L’amélioration des conditions de travail pour lutter contre l’absentéisme parlementaire?
Le nouveau président du parlement veut lui aussi lutter contre l’absentéisme chronique des députés marocains. Prenant le contrepied de son prédécesseur Karim Ghellab qui voulait sévir contre ce fléau, Rachid Talbi Alami veut y remédier à sa manière.
Afin d’inciter les députés à une plus grande assiduité, il faut les motiver ou plutôt, supprimer quelques facteurs de démotivation. Rachid Talbi Alami cible les conditions de travail, pour les mettre “aux standards internationaux“.
Lundi 5 mai, Rachid Talbi Alami a réuni les présidents des groupes parlementaires pour discuter des moyens susceptibles d’améliorer leur productivité et mettre fin à l’absentéisme. Parmi les pistes soulevées, le transport, surtout pour les députés venus de circonscriptions éloignées de la capitale.
Il a ainsi évoqué la signature d’une convention avec la RAM qui assurera le transport aérien des députes avec des réductions conséquentes sans plus de précisions. Une deuxième convention pourrait être conclue avec l’ONCF afin d’augmenter le nombre de bénéficiaires parlementaires de la carte de gratuité de train ainsi qu’une autre avec Autoroutes du Maroc qui accordera aux élus des cartes de péage gratuites. Les députés devraient également bénéficier de forfaits kilométriques de carburant ainsi que de séjours hôteliers de trois jours par semaine à Rabat avec là aussi des réductions importantes. Le tout payé par la Chambre des Représentants.
Arguant que le parlement est en position de force pour négocier des prix préférentiels pour près de 400 élus, Rachid Talbi Alami a affirmé aux présidents des groupes parlementaires que cela devrait permettre de faire des économies à la Chambre. Il leur a également assuré que les tarifs obtenus s’appliqueront aussi au logement des délégations de parlementaires étrangers à moindres coûts.
En même temps qu’était mené ce travail d’échanges et de réflexion autour des conditions de travail, de transport et de séjour à Rabat, une information non confirmée a circulé, notamment sur des médias, évoquant une hausse des indemnités des députés de 4.000 dirhams par mois. Destinée aux 395 élus, cette hausse de leurs traitements aurait en effet coûté la bagatelle de 19 millions de dirhams par an à la chambre basse, si elle était confirmée.
Contactée par notre rédaction, Milouda Hazib présidente du groupe parlementaire d’opposition du PAM, dément formellement cette augmentation de 4.000 dirhams et nous rappelle qu’elle a déjà été proposée en 2012 et 2013, selon elle par Karim Ghellab.
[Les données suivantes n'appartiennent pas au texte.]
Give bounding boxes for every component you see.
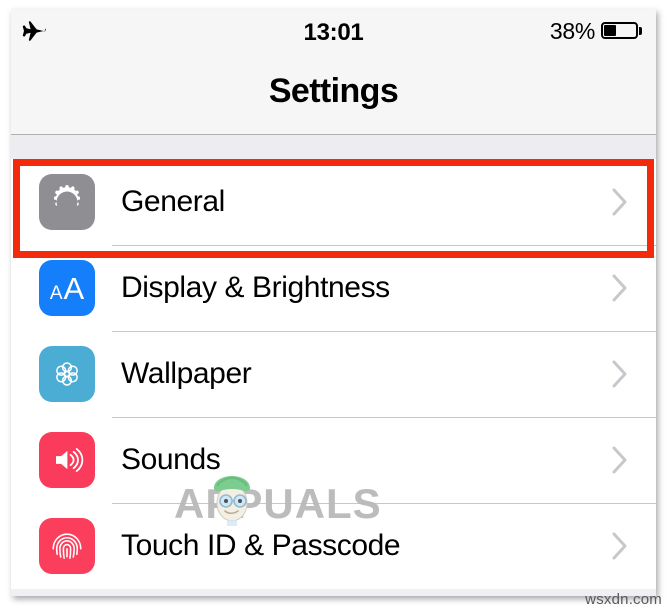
chevron-right-icon bbox=[612, 532, 628, 560]
settings-row-touch-id-passcode[interactable]: Touch ID & Passcode bbox=[11, 503, 656, 589]
settings-list-group: General AA Display & Brightness Wallpape… bbox=[11, 159, 656, 589]
settings-row-display-brightness[interactable]: AA Display & Brightness bbox=[11, 245, 656, 331]
battery-fill bbox=[604, 25, 616, 36]
settings-row-label: Wallpaper bbox=[121, 357, 252, 390]
battery-nub bbox=[639, 27, 642, 35]
battery-icon bbox=[601, 22, 642, 41]
status-bar: 13:01 38% bbox=[11, 9, 656, 56]
screenshot-canvas: 13:01 38% Settings General A A Display &… bbox=[0, 0, 667, 613]
settings-row-label: Display & Brightness bbox=[121, 271, 390, 304]
phone-screen: 13:01 38% Settings General A A Display &… bbox=[11, 9, 656, 596]
chevron-right-icon bbox=[612, 274, 628, 302]
chevron-right-icon bbox=[612, 360, 628, 388]
aa-glyphs: AA bbox=[50, 273, 84, 304]
chevron-right-icon bbox=[612, 446, 628, 474]
fingerprint-icon bbox=[39, 518, 95, 574]
battery-percent-label: 38% bbox=[549, 18, 595, 44]
settings-row-label: Touch ID & Passcode bbox=[121, 529, 401, 562]
speaker-volume-icon bbox=[39, 432, 95, 488]
gear-icon bbox=[39, 174, 95, 230]
list-group-spacer bbox=[11, 135, 656, 159]
navigation-bar: Settings bbox=[11, 56, 656, 135]
settings-row-wallpaper[interactable]: Wallpaper bbox=[11, 331, 656, 417]
settings-list-area: General AA Display & Brightness Wallpape… bbox=[11, 135, 656, 596]
chevron-right-icon bbox=[612, 188, 628, 216]
aa-big-glyph: A bbox=[63, 270, 85, 306]
settings-row-label: General bbox=[121, 185, 225, 218]
page-title: Settings bbox=[268, 72, 399, 110]
text-size-aa-icon: AA bbox=[39, 260, 95, 316]
settings-row-sounds[interactable]: Sounds bbox=[11, 417, 656, 503]
flower-pattern-icon bbox=[39, 346, 95, 402]
settings-row-label: Sounds bbox=[121, 443, 221, 476]
aa-small-glyph: A bbox=[49, 282, 63, 304]
source-site-credit: wsxdn.com bbox=[585, 591, 662, 608]
status-bar-right-cluster: 38% bbox=[550, 20, 642, 43]
settings-row-general[interactable]: General bbox=[11, 159, 656, 258]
Elle affirme que c’est le groupe PJD qui s’était opposé à son application et assure que malgré les annonces de plusieurs médias, la position du parti de la lampe n’aurait pas changé à ce sujet.
Elle nous déclare aussi que les mesures proposées par le président du parlement ne sont absolument pas dictées par un objectif de lutte contre l’absentéisme des élus mais simplement par le souci de se mettre au diapason des standards de travail internationaux au niveau parlementaire.
A l’appui de ses dires, Milouda Hazib avance que partout ailleurs dans le monde, les députés disposent d’un bureau, d’un staff, d’une assistante, de voiture et d’indemnités pour les frais imprévus. Le Maroc serait ainsi très en retard car les élus manquent de tout même de chaises pour s’asseoir et c’est ce manque de moyens basiques qui explique l’absentéisme chronique des élus selon elle.
Elle conclut son propos en affirmant que les futurs avantages en nature qui seront attribués aux députés ne sont qu’au stade de discussion et que le bureau du parlement présidé par Rachid Talbi Alami reste le seul décisionnaire.